Good news, with a warning!

01/10/12
By: Paul R. Dorf, APD, CRI

As the New Year begins, it appears that everyone is glad to have 2011 behind them, and they are looking forward to a much better 2012.  The numbers that are coming from Washington,[1] as well as the economic forecasts from various economists, equity strategists, and analysts[2] also report that employment numbers are up, and unemployment figures are dropping.  The statistics show that even though terminations and layoffs have continued (albeit to a lesser degree), employment is rising, 1.64 million employees were added in 2011, and the forecast for 2012 is that another 2.6 million employees will be hired.

A word of caution is appropriate, however.  All signs indicate that more employees will be retiring over the next few years, particularly as the financial market continues to improve, and their 401(k) and retirement investments increase in value.  It is also important to consider that pre-existing employee dissatisfaction may lead to turnover as the overall labor market recovers.  Our concern is that as the market changes, the “Law of Supply and Demand” is going to have a dramatic impact on compensation.

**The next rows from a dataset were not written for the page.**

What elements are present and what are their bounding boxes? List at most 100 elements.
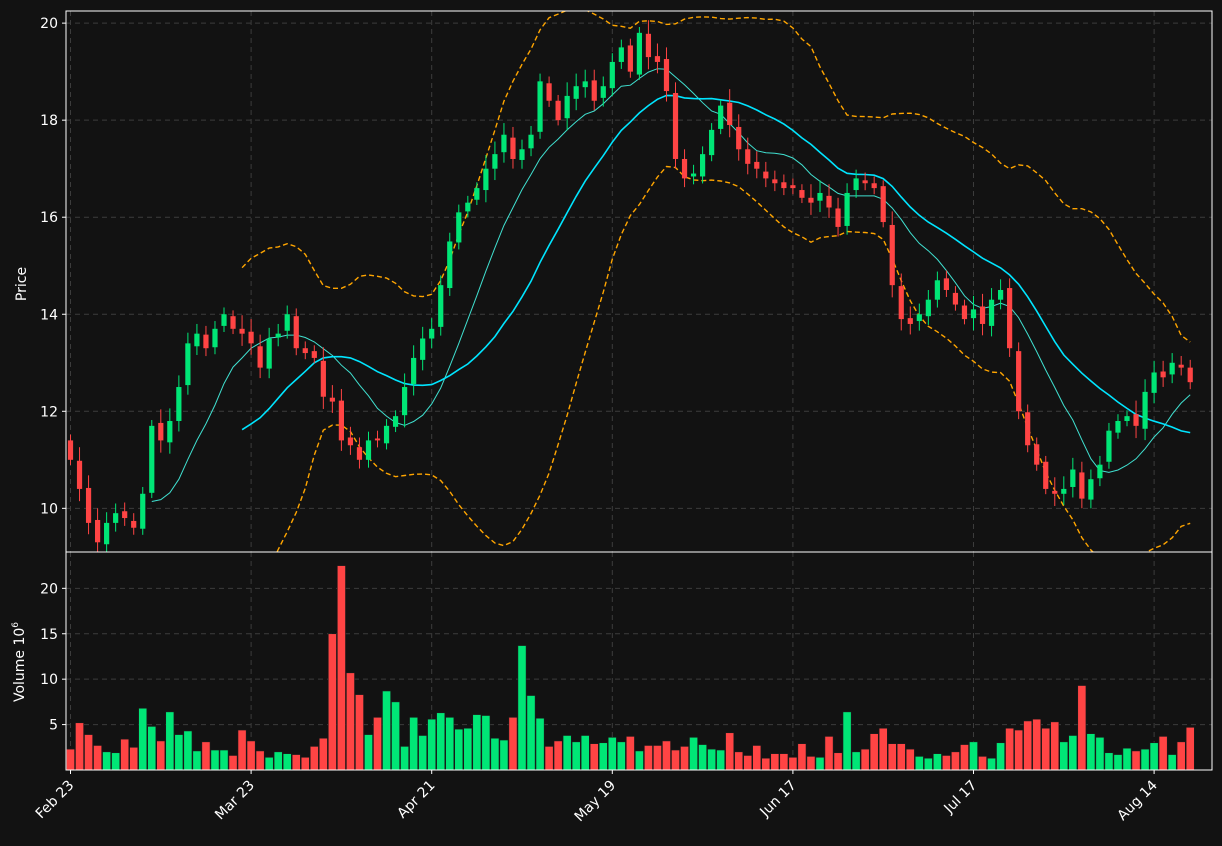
volume-bar — [806, 756, 816, 771]
candle-body — [347, 437, 354, 446]
volume-bar — [300, 756, 310, 771]
candle-body — [1115, 420, 1121, 433]
candle-body — [302, 348, 308, 354]
price-tick-label: 18 — [40, 113, 58, 129]
volume-bar — [228, 755, 238, 771]
volume-bar — [1005, 727, 1015, 771]
candle-body — [934, 280, 940, 300]
volume-bar — [1086, 733, 1096, 771]
candle-body — [546, 83, 552, 101]
volume-bar — [869, 733, 879, 771]
candle-body — [817, 192, 823, 201]
volume-bar — [373, 717, 382, 771]
candle-body — [709, 129, 715, 156]
volume-bar — [1176, 741, 1186, 771]
volume-bar — [481, 715, 491, 771]
volume-bar — [996, 742, 1005, 771]
volume-bar — [1059, 741, 1069, 771]
candle-body — [140, 493, 146, 529]
candle-body — [690, 173, 697, 177]
candle-body — [356, 447, 363, 460]
volume-bar — [93, 745, 102, 771]
price-candles — [67, 20, 1193, 552]
candle-body — [338, 400, 344, 441]
candle-body — [320, 360, 326, 397]
volume-bar — [662, 740, 671, 771]
volume-bar — [346, 672, 355, 771]
volume-axis-label-text: Volume 10 — [12, 628, 28, 702]
volume-bar — [1095, 736, 1105, 771]
candle-body — [1088, 479, 1094, 500]
volume-bar — [147, 726, 157, 771]
lower-band-line — [276, 165, 1191, 552]
volume-bar — [779, 753, 789, 771]
candle-body — [745, 149, 751, 164]
volume-bar — [355, 694, 364, 771]
candle-body — [1160, 371, 1166, 378]
volume-bar — [634, 750, 644, 771]
volume-bar — [951, 751, 960, 771]
volume-bar — [1113, 754, 1123, 771]
volume-bar — [707, 748, 717, 771]
candle-body — [880, 186, 886, 223]
long-moving-average-line — [241, 94, 1191, 434]
axes-frame — [65, 10, 1213, 771]
volume-bar — [1050, 721, 1060, 771]
volume-bar — [698, 744, 707, 771]
candle-body — [501, 134, 507, 153]
volume-bar — [625, 736, 635, 771]
volume-bar — [409, 717, 419, 771]
bollinger-bands — [241, 11, 1191, 552]
candle-body — [456, 212, 462, 243]
volume-tick-label: 15 — [40, 627, 58, 643]
volume-bar — [291, 754, 301, 771]
candle-body — [94, 519, 101, 543]
volume-bar — [1167, 754, 1177, 771]
volume-bar — [1032, 718, 1042, 771]
x-tick-label: Apr 21 — [394, 778, 438, 822]
candle-body — [681, 158, 688, 179]
volume-bar — [725, 732, 735, 771]
volume-bar — [165, 711, 175, 771]
candle-body — [167, 420, 173, 443]
volume-tick-label: 10 — [40, 672, 58, 688]
candle-body — [1034, 444, 1040, 465]
candle-body — [636, 32, 642, 75]
volume-bar — [526, 695, 536, 771]
volume-bar — [689, 736, 698, 771]
volume-bar — [282, 753, 292, 771]
candle-body — [564, 95, 570, 119]
volume-bar — [400, 746, 410, 771]
volume-bar — [273, 751, 283, 771]
volume-bar — [851, 751, 861, 771]
volume-bars — [66, 565, 1195, 771]
volume-bar — [156, 740, 166, 771]
candle-body — [1079, 472, 1085, 499]
candle-body — [907, 318, 913, 324]
volume-bar — [598, 742, 608, 771]
candle-body — [925, 299, 931, 317]
volume-bar — [860, 748, 870, 771]
candle-body — [85, 487, 92, 523]
volume-bar — [1140, 748, 1150, 771]
candle-body — [663, 59, 670, 92]
volume-bar — [246, 740, 256, 771]
candle-body — [392, 416, 399, 427]
candle-body — [185, 343, 191, 386]
candle-body — [1016, 351, 1022, 412]
volume-bar — [1077, 685, 1087, 771]
volume-bar — [427, 718, 437, 771]
volume-bar — [905, 748, 915, 771]
volume-bar — [309, 746, 319, 771]
candle-body — [158, 422, 164, 441]
price-tick-label: 20 — [40, 16, 58, 32]
candle-body — [519, 149, 525, 160]
candle-body — [149, 425, 155, 493]
candle-body — [113, 513, 119, 523]
candle-body — [754, 161, 760, 169]
volume-bar — [66, 748, 75, 771]
volume-bar — [111, 752, 121, 771]
volume-bar — [102, 751, 112, 771]
volume-bar — [210, 749, 220, 771]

We have just come through a very unsettling economic period, during which time many companies reduced their staff through layoffs and attrition, froze pay increases, asked for give-backs, and generally seemed more concerned about survival then about their employees.  As the economy continues to improve, the need to hold on to existing staff and be able to recruit new employees will greatly increase.  Therefore, we suggest that all organizations, sooner rather than later, consider the following five (5) initiatives:

  1. Identify your company’s most important and valuable employees.  If you must lose staff, make sure they are not the ones you can least afford to lose.
  1. Conduct a comparative analysis to identify where your pay is in relationship to your competitors for talent.  These are the companies you could lose staff to as well as those that you will probably recruit from.
  1. Evaluate your internal mechanism for setting expectations, evaluating employee performance, and tying their compensation to results.  Too many companies don’t make the link between pay and performance and, therefore, salary increases and bonuses become an entitlement, not warranted by results.
  1. Examine your employee communications to ensure that the organization’s goals and strategic plan are understood by the staff, and that all employees are working towards the same overall objectives.  Employees don’t need access to confidential data, but they need to understand the overall business goals and what they need to accomplish to make those goals a reality.
  1. Make sure the compensation arrangements recognize and reward those that deserve to be rewarded, and don’t give out any “mixed messages”.

In some cases, these initiatives may highlight specific areas that need to be addressed, such as the need to benchmark compensation, enhanced communications, goal-setting, etc.  Being proactive will help you to seek solutions before they become big problems.